# Peco turnout electrofrog ?????



## jimlar19 (Dec 17, 2008)

PS-1 50' single door box car 

--------------------------------------------------------------------------------

hello 
i have a Athearn SD 45-2 that i am painting and i had the side frames on the trucks off and the wheels out of the trucks i read somewhere thet there is a neg and pos side to the wheels, does it matter polarity wise whitch way that i put the wheel asmly back in the trucks, there was no markings on the wheels they looked the same.

one more question sorry !!! i have a couple peco turnouts that are not insulated they are the Electrofrog type can i use these on a DCC layout without any short circut problems or do i have to do some special wiring, a lot of my cars have metal wheels thanks in advance.

I also posted this in the general section I did not mean to break any rules 

thanks Jim


----------



## T-Man (May 16, 2008)

In a tworail set up, one side is isolated from the other. Normally at the axle a plastic insert insulates the wheel. The wiper should tell you what side goes where. The more sophisticated your electronics the more important the sides are because DC current direction is everthing. This is where a second engine is important. I can't help you there. Visit a hobby shop? If you have a loop with the reverse button on the transformer you are fine if you do not have sound or DCC.

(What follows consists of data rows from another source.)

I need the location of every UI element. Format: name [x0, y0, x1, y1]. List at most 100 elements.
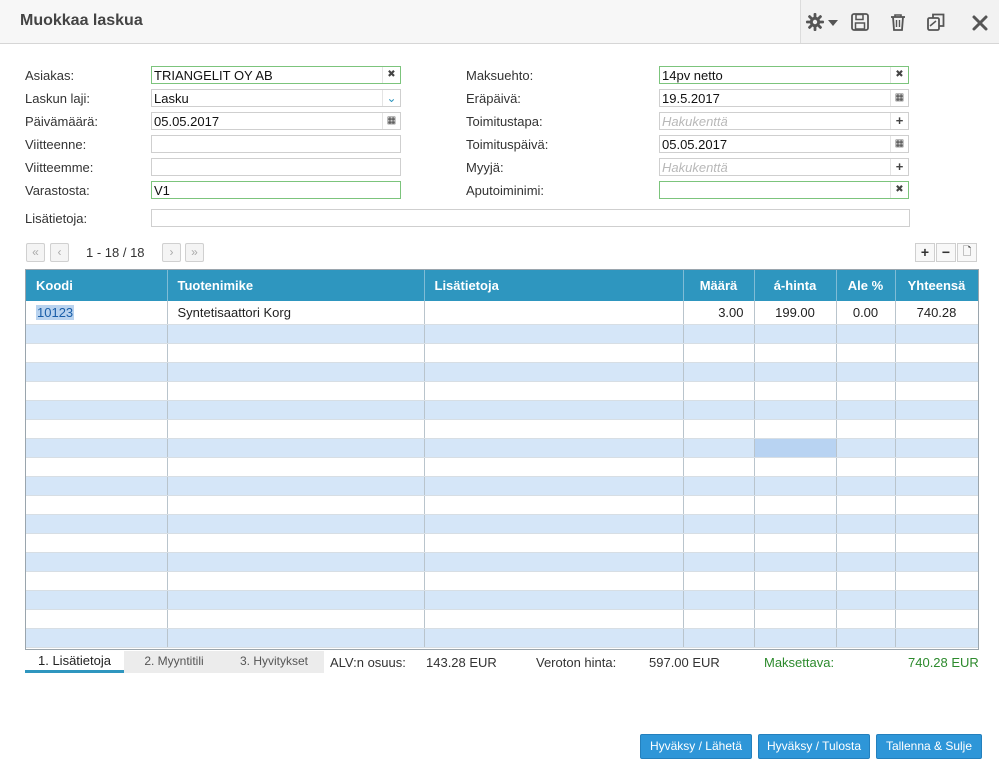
- viitteemme-input[interactable]: [151, 158, 401, 176]
- approve-send-button[interactable]: Hyväksy / Lähetä: [640, 734, 752, 759]
- toimituspaiva-input[interactable]: [659, 135, 909, 153]
- table-cell[interactable]: [26, 457, 168, 477]
- table-row[interactable]: [26, 362, 978, 382]
- table-cell[interactable]: [895, 381, 978, 401]
- add-icon[interactable]: +: [890, 113, 908, 129]
- table-cell[interactable]: [26, 400, 168, 420]
- table-row[interactable]: [26, 476, 978, 496]
- chevron-down-icon[interactable]: ⌄: [382, 90, 400, 106]
- table-cell[interactable]: [683, 438, 755, 458]
- cell-koodi[interactable]: 10123: [26, 301, 168, 325]
- cell-maara[interactable]: 3.00: [683, 301, 755, 325]
- table-row[interactable]: [26, 590, 978, 610]
- table-cell[interactable]: [424, 438, 684, 458]
- table-cell[interactable]: [836, 533, 896, 553]
- table-cell[interactable]: [424, 400, 684, 420]
- calendar-icon[interactable]: ▦: [890, 136, 908, 152]
- add-icon[interactable]: +: [890, 159, 908, 175]
- clear-icon[interactable]: ✖: [890, 67, 908, 83]
- table-cell[interactable]: [683, 552, 755, 572]
- table-cell[interactable]: [167, 571, 425, 591]
- table-row[interactable]: [26, 381, 978, 401]
- table-cell[interactable]: [424, 628, 684, 648]
- table-cell[interactable]: [683, 419, 755, 439]
- table-cell[interactable]: [683, 476, 755, 496]
- col-lisatietoja[interactable]: Lisätietoja: [424, 270, 684, 301]
- viitteenne-input[interactable]: [151, 135, 401, 153]
- table-cell[interactable]: [424, 419, 684, 439]
- last-page-icon[interactable]: »: [185, 243, 204, 262]
- laskun-laji-select[interactable]: [151, 89, 401, 107]
- remove-row-icon[interactable]: −: [936, 243, 956, 262]
- table-cell[interactable]: [754, 495, 837, 515]
- calendar-icon[interactable]: ▦: [382, 113, 400, 129]
- col-ahinta[interactable]: á-hinta: [754, 270, 837, 301]
- table-cell[interactable]: [754, 343, 837, 363]
- table-cell[interactable]: [26, 381, 168, 401]
- table-cell[interactable]: [167, 362, 425, 382]
- trash-icon[interactable]: [887, 12, 909, 32]
- table-cell[interactable]: [895, 400, 978, 420]
- table-cell[interactable]: [167, 476, 425, 496]
- table-cell[interactable]: [754, 514, 837, 534]
- table-cell[interactable]: [424, 514, 684, 534]
- tab-lisatietoja[interactable]: 1. Lisätietoja: [25, 651, 124, 673]
- calendar-icon[interactable]: ▦: [890, 90, 908, 106]
- varastosta-input[interactable]: [151, 181, 401, 199]
- table-row[interactable]: [26, 628, 978, 648]
- table-cell[interactable]: [836, 590, 896, 610]
- table-cell[interactable]: [683, 590, 755, 610]
- table-cell[interactable]: [683, 324, 755, 344]
- table-cell[interactable]: [683, 609, 755, 629]
- table-cell[interactable]: [26, 533, 168, 553]
- prev-page-icon[interactable]: ‹: [50, 243, 69, 262]
- approve-print-button[interactable]: Hyväksy / Tulosta: [758, 734, 870, 759]
- cell-yhteensa[interactable]: 740.28: [895, 301, 978, 325]
- table-cell[interactable]: [895, 362, 978, 382]
- cell-ahinta[interactable]: 199.00: [754, 301, 837, 325]
- table-cell[interactable]: [424, 609, 684, 629]
- table-cell[interactable]: [424, 590, 684, 610]
- table-row[interactable]: [26, 571, 978, 591]
- col-ale[interactable]: Ale %: [836, 270, 896, 301]
- table-cell[interactable]: [895, 324, 978, 344]
- table-row[interactable]: [26, 457, 978, 477]
- table-cell[interactable]: [167, 381, 425, 401]
- table-cell[interactable]: [754, 381, 837, 401]
- close-icon[interactable]: [971, 12, 989, 32]
- add-row-icon[interactable]: +: [915, 243, 935, 262]
- table-cell[interactable]: [836, 514, 896, 534]
- clear-icon[interactable]: ✖: [890, 182, 908, 198]
- table-row[interactable]: 10123 Syntetisaattori Korg 3.00 199.00 0…: [26, 301, 978, 325]
- table-cell[interactable]: [167, 324, 425, 344]
- table-cell[interactable]: [26, 495, 168, 515]
- first-page-icon[interactable]: «: [26, 243, 45, 262]
- save-close-button[interactable]: Tallenna & Sulje: [876, 734, 982, 759]
- col-tuotenimike[interactable]: Tuotenimike: [167, 270, 425, 301]
- table-cell[interactable]: [754, 552, 837, 572]
- table-cell[interactable]: [26, 343, 168, 363]
- col-yhteensa[interactable]: Yhteensä: [895, 270, 978, 301]
- table-row[interactable]: [26, 495, 978, 515]
- next-page-icon[interactable]: ›: [162, 243, 181, 262]
- table-cell[interactable]: [836, 628, 896, 648]
- table-row[interactable]: [26, 324, 978, 344]
- table-cell[interactable]: [836, 324, 896, 344]
- table-cell[interactable]: [754, 571, 837, 591]
- table-cell[interactable]: [26, 362, 168, 382]
- cell-lisatietoja[interactable]: [424, 301, 684, 325]
- table-cell[interactable]: [424, 552, 684, 572]
- table-cell[interactable]: [26, 628, 168, 648]
- table-row[interactable]: [26, 533, 978, 553]
- table-cell[interactable]: [424, 343, 684, 363]
- table-cell[interactable]: [26, 438, 168, 458]
- table-cell[interactable]: [683, 628, 755, 648]
- table-cell[interactable]: [836, 381, 896, 401]
- table-cell[interactable]: [167, 400, 425, 420]
- table-cell[interactable]: [836, 362, 896, 382]
- table-cell[interactable]: [167, 438, 425, 458]
- table-cell[interactable]: [754, 457, 837, 477]
- table-cell[interactable]: [836, 400, 896, 420]
- col-koodi[interactable]: Koodi: [26, 270, 168, 301]
- table-cell[interactable]: [895, 457, 978, 477]
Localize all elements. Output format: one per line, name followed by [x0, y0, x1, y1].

If the wheels ground out throught the truck and axle, then yes, direction is important. Both axles have to point in the same direction and both trucks have sets of axles have to be different .I think Athearn uses the wheel so piclup is from one side. 
It's always good to take pictures or have an extra engine handyfor reference.


----------



## stationmaster (Dec 7, 2008)

The engine may run reverse of what its normally would. Test with your power supply BEFORE tightening the thing down

as far as the switch, are you running a reverse loop? shouldn't matter with DCC, but any analog engine you may choice to run may have difficulty if a revers loop is in use at that location.

Bob


----------



## jimlar19 (Dec 17, 2008)

all my engines are DCC, operating system DCC, no reverse loops, I have just got 2 of these turnouts and was concerned about short circut, i could get a couple more turnouts that are insulated if these are going to cause a problem 

thanks Jim


----------



## stationmaster (Dec 7, 2008)

My turnouts are isolated I believe. The layout is 350 miles away....hard for me to check. But, I use Walther's switched, made by Shinohara. Anyone out there know much about them? I can't seem to picture them in my mind, old age, ya know....

Bob


----------



## T-Man (May 16, 2008)

I have some loose change.(My 2 cents)  I found this.
Electrofrog
A lot of info, this should settle your initial question, Jim


----------



## stationmaster (Dec 7, 2008)

That's a nickel's worth.

Bob


----------



## jimlar19 (Dec 17, 2008)

T-Man

thanks that link to electro frog was wery helpfull, it really explained the whole thing in detail 

jim

FYI 
Athearn emailed me and informed me that there is not a polarity problem with putting the wheels back in the trucks, you can put them in either way no problem.


----------